Tirs de roquettes du Liban: dans le nord d'Israël, des habitants résignés
Le réfrigérateur est plein, internet fonctionne et même si la salle est un peu en désordre, Ilan Ravor pense pouvoir s'en accommoder. Ce retraité de 76 ans est venu jeter un oeil à l'abri antiaérien public à quelques mètres de son domicile à Haïfa.
D'habitude, ce lieu souterrain sert de point de rencontre pour l'ONG Alcooliques anonymes. Aujourd'hui, il pourrait abriter des dizaines de personnes du quartier si les sirènes d'alarme signalant une attaque aérienne résonnent dans la troisième ville d'Israël, à une trentaine de kilomètres de la frontière libanaise.
Le nord d'Israël est en alerte après les tirs d'"environ 150 roquettes, missiles de croisière et drones" pendant la nuit, selon l'armée israélienne, la plupart depuis le Liban. Le Hezbollah libanais échange des tirs quasi quotidiennement avec l'armée israélienne depuis le début de la guerre le 7 octobre dans la bande de Gaza, disant soutenir ainsi son allié le Hamas.
Les tirs du Hezbollah dans la nuit ont atteint les environs de Haïfa, ville de près de 300.000 habitants et important port commercial. La dernière fois que des frappes semblables se sont produites, c'était en 2006, lors de la dernière guerre en date entre le Liban et Israël.
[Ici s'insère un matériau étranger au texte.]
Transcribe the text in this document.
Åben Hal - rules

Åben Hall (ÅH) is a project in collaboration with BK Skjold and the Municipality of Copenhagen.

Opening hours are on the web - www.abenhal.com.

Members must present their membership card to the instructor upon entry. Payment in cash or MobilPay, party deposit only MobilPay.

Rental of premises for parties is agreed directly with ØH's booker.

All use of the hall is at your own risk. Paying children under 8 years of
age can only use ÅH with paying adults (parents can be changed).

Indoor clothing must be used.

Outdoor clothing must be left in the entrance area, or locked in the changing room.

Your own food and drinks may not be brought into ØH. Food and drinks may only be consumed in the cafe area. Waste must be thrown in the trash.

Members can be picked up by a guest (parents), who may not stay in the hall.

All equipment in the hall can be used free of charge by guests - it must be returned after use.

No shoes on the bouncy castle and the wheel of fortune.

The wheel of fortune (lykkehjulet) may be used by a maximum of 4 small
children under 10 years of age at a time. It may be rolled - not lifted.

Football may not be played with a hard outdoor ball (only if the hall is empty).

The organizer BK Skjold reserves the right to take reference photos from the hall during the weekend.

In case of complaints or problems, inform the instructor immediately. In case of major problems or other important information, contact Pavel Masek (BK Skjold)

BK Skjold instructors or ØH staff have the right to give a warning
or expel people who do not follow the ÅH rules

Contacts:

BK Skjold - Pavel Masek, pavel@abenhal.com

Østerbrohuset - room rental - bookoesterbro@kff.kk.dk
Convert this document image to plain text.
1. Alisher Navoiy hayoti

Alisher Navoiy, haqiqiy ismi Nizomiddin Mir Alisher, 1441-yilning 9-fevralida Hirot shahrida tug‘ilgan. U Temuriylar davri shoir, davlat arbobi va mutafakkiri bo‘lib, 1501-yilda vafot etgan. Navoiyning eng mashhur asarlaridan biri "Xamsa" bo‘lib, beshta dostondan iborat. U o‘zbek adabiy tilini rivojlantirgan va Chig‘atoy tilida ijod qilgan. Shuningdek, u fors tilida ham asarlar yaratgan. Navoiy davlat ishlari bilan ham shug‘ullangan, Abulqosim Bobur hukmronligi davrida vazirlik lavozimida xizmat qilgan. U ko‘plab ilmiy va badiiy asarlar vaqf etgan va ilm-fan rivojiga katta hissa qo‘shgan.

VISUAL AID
M. Ravor s'attendait à une réplique d'ampleur sur la région après ce qu'Israël "leur a fait, a fortiori avec les bipeurs", dit-il en référence aux vagues d'explosions spectaculaires d'appareils de transmission du Hezbollah, qui a fait 39 morts et 2.931 blessés mardi et mercredi dans des bastions du mouvement pro-iranien au Liban, selon les autorités du pays.
Les échanges de tirs entre l'armée israélienne et le Hezbollah ont depuis gagné en intensité. "Je suis inquiet, je sais que c'est possible que les missiles arrivent jusqu'ici", mais il dit avoir "confiance en l'armée de (son) pays" et qu'il se sent "prêt" à prendre son chien sous le bras pour se mettre à l'abri.
- "Avec courage" -
"Ce matin, on était un peu sous le choc", raconte Sylvia, une écrivaine de 77 ans, "mais nous n'avons pas peur, nous sommes plutôt dans l'expectative".
"On a grandi avec des histoires de la Shoah, des guerres précédentes, donc même si ce qui s'est passé cette nuit est important, on n'est pas plus inquiet que ça", note pour sa part Adir Schaffer, un jardinier de 33 ans qui vit dans le quartier de Hadar aux bâtiments du siècle dernier, dont la plupart ne sont pas équipés d'abris antiaériens.
"C'est malheureux mais on s'y est habitué, on sait que le Hezbollah veut détruire Haïfa, les gens peuvent changer mais l'idéologie reste", note-t-il, en appelant de ses voeux "des jours de paix".
Il n'a rien préparé de spécial en cas d'alerte, contrairement à d'autres habitants qui remplissent des coffres de voitures de packs d'eau et de conserves devant des supermarchés pour avoir de quoi tenir pendant plusieurs jours.
"Certaines personnes paniquent un peu", estime Shaked Ariel, vendeur dans l'épicerie d'une rue fréquentée.
Les grandes artères de la ville ont des allures de week-end ce dimanche, pourtant premier jour de la semaine en Israël, même les écoles sont fermées sur ordre du commandement du front intérieur (la défense passive).
En début de soirée, quelques personnes manifestaient dans la ville, brandissant des pancartes appelant à la libération des otages emmenés dans la bande de Gaza lors de l'attaque du Hamas.
"Nous sommes sur le qui-vive depuis le 7 octobre", dit Merav Ben Nun, une manifestante de 49 ans. "La nuit dernière a été la pire", ajoute-t-elle, "mais je pense que nous sommes encore un peu loin d'une guerre totale".
Sur les téléphones portables, dans les médias israéliens, les images des villages touchés dans la nuit au nord de Haïfa tournent en boucle, comme celles de Kiryat Bialik où la chute de roquettes a provoqué des incendies.
Devant sa maison aux murs calcinés, Léa Sabag a, elle, affirmé à l'AFP: "Nous savons que cela durera quelques jours et nous devons garder le moral, être patients et j'espère que nous ferons face avec courage."